Partying on the Beach Only for Some


By Marian Baker, Staff Writer

Spring Break.jpg
Although some headed to the beach, not everyone spent their spring break in the stereotypical college way. Photo courtesy of Flickr.

Spring break in college is a well-known trope: a time when students descend on the beaches of the Gulf Coast and indulge in all manners of stereotypical college debauchery, including excessive drinking, risky sexual behavior and occasionally crime. The popular conception of spring break was most memorably caricatured by the 2012 movie “Spring Breakers,” in which all of the above takes place.

But is this the reality? Is “partying on the beach” an accurate representation of what most students do for spring break? Certainly not all college students take tropical vacations for their spring break; many go home or even stay on campus.
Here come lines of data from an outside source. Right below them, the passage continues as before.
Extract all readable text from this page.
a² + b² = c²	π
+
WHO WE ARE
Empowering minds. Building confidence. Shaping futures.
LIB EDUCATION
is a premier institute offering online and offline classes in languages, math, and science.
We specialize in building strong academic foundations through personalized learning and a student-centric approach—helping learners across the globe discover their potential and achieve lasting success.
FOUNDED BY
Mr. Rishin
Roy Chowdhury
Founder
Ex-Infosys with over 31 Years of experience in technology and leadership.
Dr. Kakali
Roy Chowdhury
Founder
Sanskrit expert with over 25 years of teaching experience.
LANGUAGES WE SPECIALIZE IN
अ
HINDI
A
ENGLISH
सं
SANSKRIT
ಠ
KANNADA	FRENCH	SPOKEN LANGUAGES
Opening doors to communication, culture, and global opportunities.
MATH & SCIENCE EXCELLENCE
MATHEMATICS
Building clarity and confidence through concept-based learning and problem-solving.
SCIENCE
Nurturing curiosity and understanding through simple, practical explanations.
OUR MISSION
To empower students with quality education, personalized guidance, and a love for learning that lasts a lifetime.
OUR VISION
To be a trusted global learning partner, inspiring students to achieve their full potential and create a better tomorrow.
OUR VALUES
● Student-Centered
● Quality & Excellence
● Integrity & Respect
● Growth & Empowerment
Many students do take beach vacations. Last week, I only needed to take a cursory glance at my Facebook and Instagram feeds to confirm this. There were many photos posted with a similar composition: swimsuit-clad friends arm-in-arm on the beach, big smiles all around, with the occasional person “throwing what they know,” i.e. displaying the Greek hand symbol of his or her respective affiliation.

Spring breakers in Florida have already started making the news this year for their out-of-control behavior. In Volusia County, where Daytona Beach is located, law enforcement has called in reinforcements to deal with the huge crowds of students. Over the past two weeks, more than 100 arrests have been made on the beach, where alcohol is not permitted by law. Being only two weeks into the spring break season, officials expect it to get worse.

However, for many other students, myself included, spring break is not a week-long tropical vacation. It is certainly a time to relax and recharge, but not a party. For me, it can even be a time of boredom: part of my spring break was spent on a deserted campus, and part at home, while most of my old friends were still in school.

Indeed, for many students, spring break is a time to go home. It is a time to see family that you have not seen in a month or two, fit in your semi -annual dentist’s appointment, or lay on the couch for a few days. This second spring break option was also well-represented in my social media feeds. One individual, who shall go unnamed, even updated their Snapchat story from what was ostensibly a pediatric dentist office.

For still others, spring break is not a time of fun or even relaxation. Some students have to work during their school breaks. And like any other week of the year, life still happens around us on spring break. During my freshman year, my uncle passed away. This year, my family received news that my mother has colon cancer and will need major invasive surgery.

Spring break is not a monolith. Spring breaks can range from the greatest adventure of your life thus far all the way to the worst week of your life. We should do well to remember that the image of tanned students partying on the beach is a stereotype that obscures the range of experiences students have over their spring breaks.